夏に帰省して、誰も住まなくなった実家の戸を開けたという方は多いはずです。家財を運び出すだけでもまとまった費用がかかり、手が止まります。片付けに公的な補助が出ると聞いても、探す先を間違えると見つかりません。出し手は誰なのかをはっきりさせて、この夏のうちに一本電話をかけてみませんか。
実家を前にして立ち止まった50代の戸惑い
「一軒まるごとの片付けに、思っていた以上のお金がかかると言われまして。」関東地方で会社勤めをする50代の女性は、親から引き継いだ実家の玄関先で足を止めました。台所にも押し入れにも家財が残り、庭木は道路側へ張り出しています。
片付けの費用に公的な補助が出ると人づてに聞き、まずは国の窓口を探しました。ところが、申し込む先らしいページに行き当たりません。役所へ電話をかけるにしても、取り次ぎ先の部署の名前が思い浮かびません。空き家の相談は市民課なのか、住宅の部署なのか。そこで手が止まりました。
空き家の窓口が市区町村になる理由
空き家の対策は、空家等対策の推進に関する特別措置法が土台になっています。この法律は、区域内の対策を担うのは市町村(特別区を含む)だと定め、国と都道府県はその市町村を支える側に置きました。第29条は、国と都道府県が市町村の対策費用に対する補助などの財政上の措置を講ずるものとする、と書いています。
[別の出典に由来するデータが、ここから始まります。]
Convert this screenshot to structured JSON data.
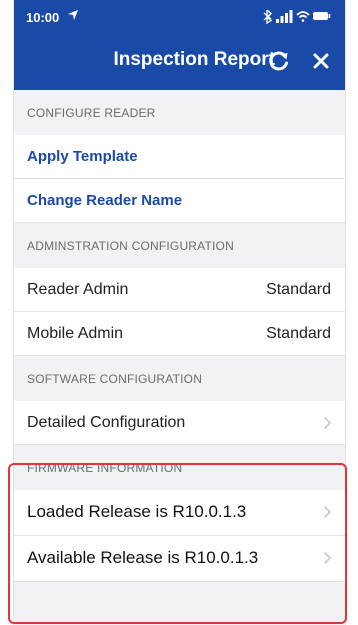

お金の流れが国から市区町村へ向かうので、住民が申し込む窓口はその先にあります。国土交通省の空き家対策総合支援事業も、市区町村が空家等対策計画に基づいて進める取り組みを支える事業として令和8年度の予算に組まれています。

制度の名前も担当課も市区町村ごとに違う
群馬県渋川市には「空き家家財道具等片付け支援事業補助金」があります。家財道具等の処分と運搬に要した費用の3分の2、限度額は5万円で、窓口は市民協働推進課の移住定住支援係です。静岡市の「静岡市空き家片付け事業補助金」は片付け費用の2分の1以内で、限度額は20万円。担当は住宅政策課です。
名前も金額も担当課もそろっていません。どちらも市の空き家バンクへ登録することを条件にしていますが、その条件の立て方も市区町村ごとに違います。受付は年度ごとに始まり、予算の範囲内で運用される建て付けです。
探す先は一つ、住所地の役所
国土交通省と総務省の調査では、令和7年3月31日時点で1,741市区町村のうち1,541、割合にして88%が空家等対策計画を策定済みでした。空き家対策計画を策定済みの市区町村は多いということです。公式サイトで「空き家」と検索し、出てきたページの問い合わせ先へかけてみてください。制度があるかも、今年度の受付が続いているかも、その一本で分かります。